Riwayat Wayang Orang yang Melampaui Zaman: Tragedi atau Prestasi?

By Gita Laras Widyaningrum, Kamis, 25 Juni 2020 | 14:44 WIB
Anak-anak berbusana tokoh-tokoh dalam wayang orang pada akhir abad ke-19. Kassian Cephas memotretnya di Yogyakarta sekitar 1890. (Kassian Chepas/Koninklijk Instituut voor Taal-, Land- en Volkenkunde)

Ketika harga gula turun, kondisi keuangan kerajaan pun mengalami kesulitan. Ini berpengaruh pada seniman wayang orang dan membuat raja membuat kebijakan baru. Jika sebelumnya wayang orang hanya dilakukan oleh kaum bangsawan, kini boleh dipentaskan oleh masyarakat umum.

Gan Kam, seorang pengusaha Cina di Surakarta, berinisiatif merengkuh para seniman wayang dengan bentuk pementasan komersial. Pertunjukkan dilakukan di luar istana dengan tata panggung ala Eropa—siapa pun yang ingin melihatnya, harus membayar dengan harga tertentu. Salah seorang pengusaha Belanda di kota itu juga mengusulkan penyesuaian beberapa kisah wayang.

Perkembangan selanjutnya ini pada akhirnya menciptakan tokoh-tokoh penting dalam wayang orang yang kemudian dikenal secara nasional.
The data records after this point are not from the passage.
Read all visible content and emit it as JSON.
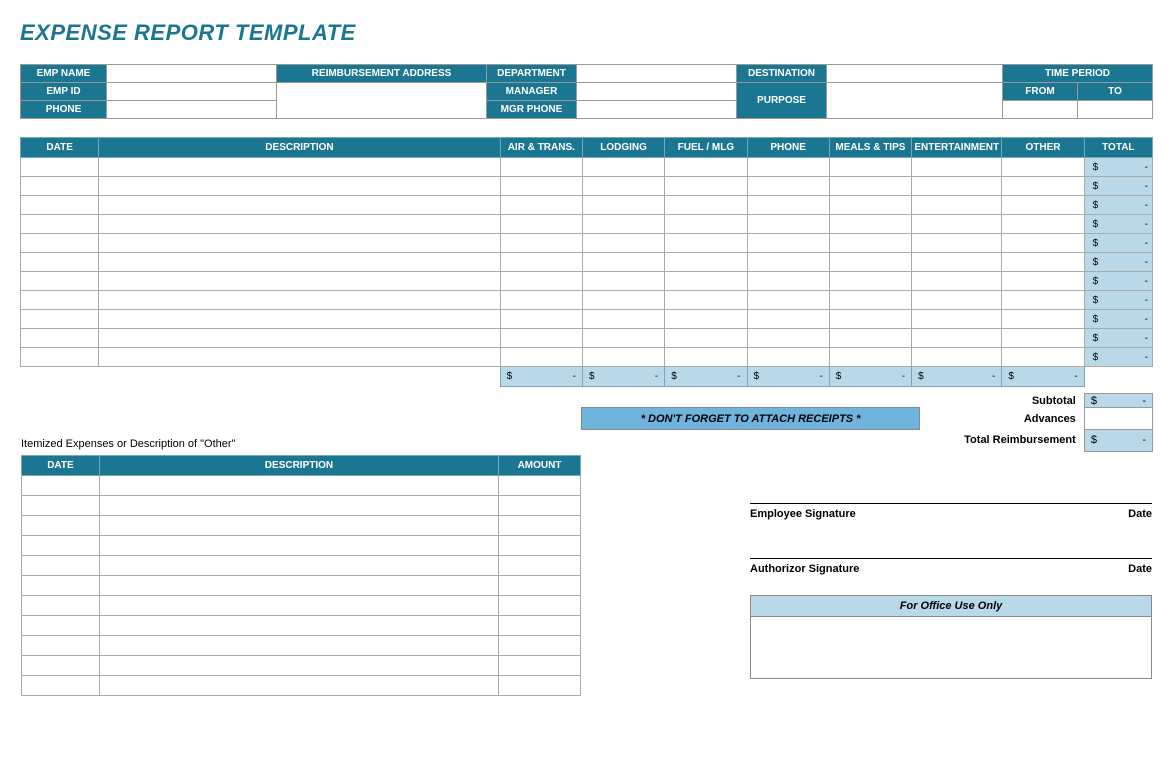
{
  "title": "EXPENSE REPORT TEMPLATE",
  "header": {
    "emp_name": "EMP NAME",
    "emp_id": "EMP ID",
    "phone": "PHONE",
    "reimb_addr": "REIMBURSEMENT ADDRESS",
    "department": "DEPARTMENT",
    "manager": "MANAGER",
    "mgr_phone": "MGR PHONE",
    "destination": "DESTINATION",
    "purpose": "PURPOSE",
    "time_period": "TIME PERIOD",
    "from": "FROM",
    "to": "TO"
  },
  "cols": {
    "date": "DATE",
    "desc": "DESCRIPTION",
    "air": "AIR & TRANS.",
    "lodging": "LODGING",
    "fuel": "FUEL / MLG",
    "phone": "PHONE",
    "meals": "MEALS & TIPS",
    "ent": "ENTERTAINMENT",
    "other": "OTHER",
    "total": "TOTAL",
    "amount": "AMOUNT"
  },
  "expense_rows": [
    {
      "total_d": "$",
      "total_v": "-"
    },
    {
      "total_d": "$",
      "total_v": "-"
    },
    {
      "total_d": "$",
      "total_v": "-"
    },
    {
      "total_d": "$",
      "total_v": "-"
    },
    {
      "total_d": "$",
      "total_v": "-"
    },
    {
      "total_d": "$",
      "total_v": "-"
    },
    {
      "total_d": "$",
      "total_v": "-"
    },
    {
      "total_d": "$",
      "total_v": "-"
    },
    {
      "total_d": "$",
      "total_v": "-"
    },
    {
      "total_d": "$",
      "total_v": "-"
    },
    {
      "total_d": "$",
      "total_v": "-"
    }
  ],
  "col_totals": [
    {
      "d": "$",
      "v": "-"
    },
    {
      "d": "$",
      "v": "-"
    },
    {
      "d": "$",
      "v": "-"
    },
    {
      "d": "$",
      "v": "-"
    },
    {
      "d": "$",
      "v": "-"
    },
    {
      "d": "$",
      "v": "-"
    },
    {
      "d": "$",
      "v": "-"
    }
  ],
  "summary": {
    "subtotal_lbl": "Subtotal",
    "subtotal_d": "$",
    "subtotal_v": "-",
    "advances_lbl": "Advances",
    "reimb_lbl": "Total Reimbursement",
    "reimb_d": "$",
    "reimb_v": "-"
  },
  "receipts_note": "* DON'T FORGET TO ATTACH RECEIPTS *",
  "itemized_caption": "Itemized Expenses or Description of \"Other\"",
  "item_rows": 11,
  "signatures": {
    "emp": "Employee Signature",
    "auth": "Authorizor Signature",
    "date": "Date"
  },
  "office_use": "For Office Use Only"
}
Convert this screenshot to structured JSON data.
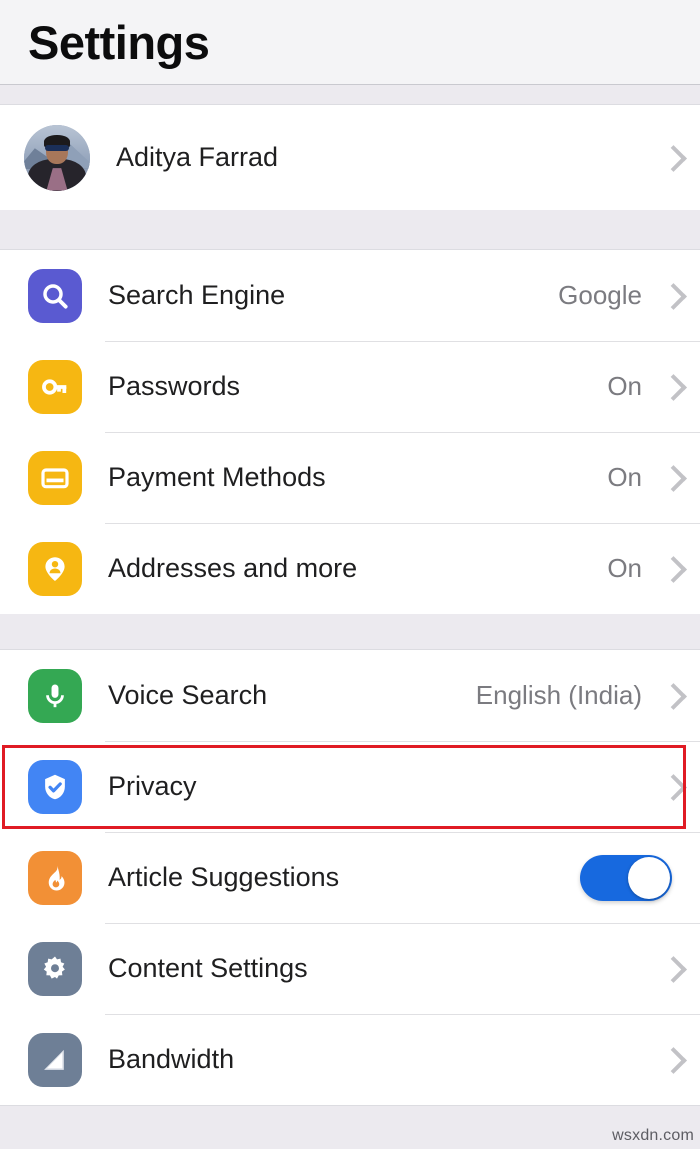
{
  "header": {
    "title": "Settings"
  },
  "account": {
    "name": "Aditya Farrad",
    "avatar_icon": "profile-photo",
    "chevron_icon": "chevron-right-icon"
  },
  "groups": [
    {
      "id": "browsing-data",
      "rows": [
        {
          "label": "Search Engine",
          "value": "Google",
          "icon": "magnifier-icon",
          "icon_color": "#5a5ad1",
          "accessory": "chevron"
        },
        {
          "label": "Passwords",
          "value": "On",
          "icon": "key-icon",
          "icon_color": "#f6b712",
          "accessory": "chevron"
        },
        {
          "label": "Payment Methods",
          "value": "On",
          "icon": "credit-card-icon",
          "icon_color": "#f6b712",
          "accessory": "chevron"
        },
        {
          "label": "Addresses and more",
          "value": "On",
          "icon": "address-pin-person-icon",
          "icon_color": "#f6b712",
          "accessory": "chevron"
        }
      ]
    },
    {
      "id": "features",
      "rows": [
        {
          "label": "Voice Search",
          "value": "English (India)",
          "icon": "microphone-icon",
          "icon_color": "#34a853",
          "accessory": "chevron"
        },
        {
          "label": "Privacy",
          "value": "",
          "icon": "shield-check-icon",
          "icon_color": "#4285f4",
          "accessory": "chevron",
          "highlighted": true
        },
        {
          "label": "Article Suggestions",
          "value": "",
          "icon": "flame-icon",
          "icon_color": "#f29036",
          "accessory": "toggle",
          "toggle_on": true
        },
        {
          "label": "Content Settings",
          "value": "",
          "icon": "gear-icon",
          "icon_color": "#6e7f96",
          "accessory": "chevron"
        },
        {
          "label": "Bandwidth",
          "value": "",
          "icon": "signal-bars-icon",
          "icon_color": "#6e7f96",
          "accessory": "chevron"
        }
      ]
    }
  ],
  "highlight": {
    "target": "Privacy",
    "color": "#e01b24"
  },
  "watermark": {
    "text": "wsxdn.com"
  },
  "colors": {
    "page_background": "#ffffff",
    "header_background": "#f4f4f6",
    "group_gap": "#eceaef",
    "label_text": "#1f1f20",
    "value_text": "#7b7b80",
    "divider": "#e0e0e3",
    "toggle_on": "#1769df",
    "chevron": "#c2c2c6"
  }
}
Mereka bahkan dijadikan penari di istana kepresidenan.

“Ini menarik ketika keluar dari istana dan menjadi hiburan masyarakat luas, wayang orang pun diakui oleh negara. Presiden Soekarno menempatkan tokoh-tokoh wayang orang sebagai penari istana,” papar Andra.

Pemain wayang orang saat pentas di Gedung Wayang Orang Bharata Jl. Kalilio 15, Senen, Jakarta Pusat. (Yunaidi)

Wayang orang tidak lagi berpusat pada Yogyakarta dan Solo, senimannya pun tersebar di beberapa kota di Indonesia. Teguh Ampiranto, seniman Wayang Orang Bharata, mengatakan, bahwa ada puluhan kelompok wayang orang yang eksis di kota besar seperti di Jakarta pada masa itu. Di daerah lain, mungkin jumlahnya mencapai ratusan.

Namun, dengan semakin berkembangnya teknologi seperti munculnya televisi, akhirnya grup-grup wayang ini pun gulung tikar. Mereka yang bertahan kemudian bergabung pada kelompok Wayang Orang Bharata yang dibentuk pada 1972.

Perjuangan seniman wayang orang, tidak berhenti di sana. Kondisi pementasan wayang orang naik turun, dari yang tadinya bisa tampil setiap hari, menjadi seminggu sekali.

“Penonton pun berkurang dari waktu ke waktu hingga akhirnya sulit untuk mengadakan pertunjukkan setiap hari,” cerita Teguh atau yang biasa dipanggil Kenthus.

Kondisi seperti itu pun memaksa Kenthus dan rekan-rekannya memutar otak bagaimana wayang orang bisa diterima di setiap era. Kenthus merasa, jika terus melakukan konsep pagelaran wayang seperti yang biasa dilakukan para pendahulu—yakni yang membutuhkan waktu 4-5 jam—maka akan sulit bertahan mengingat munculnya beragam jenis tontonan lainnya yang lebih singkat.

Sekitar tahun 1993, Kenthus pun mulai mengubah konsep pertunjukkan dengan durasi 1,5 jam—tentunya setelah mendapat izin dari para senior.

“Kita bisa kok menampilkan wayang orang 1,5 jam, tanpa mengurangi intisari dan kesakralan cerita wayang orang itu sendiri. Ini dilakukan agar penonton tidak gelisah saat menonton pertunjukkan karena waktunya terlalu lama,” papar Kenthus.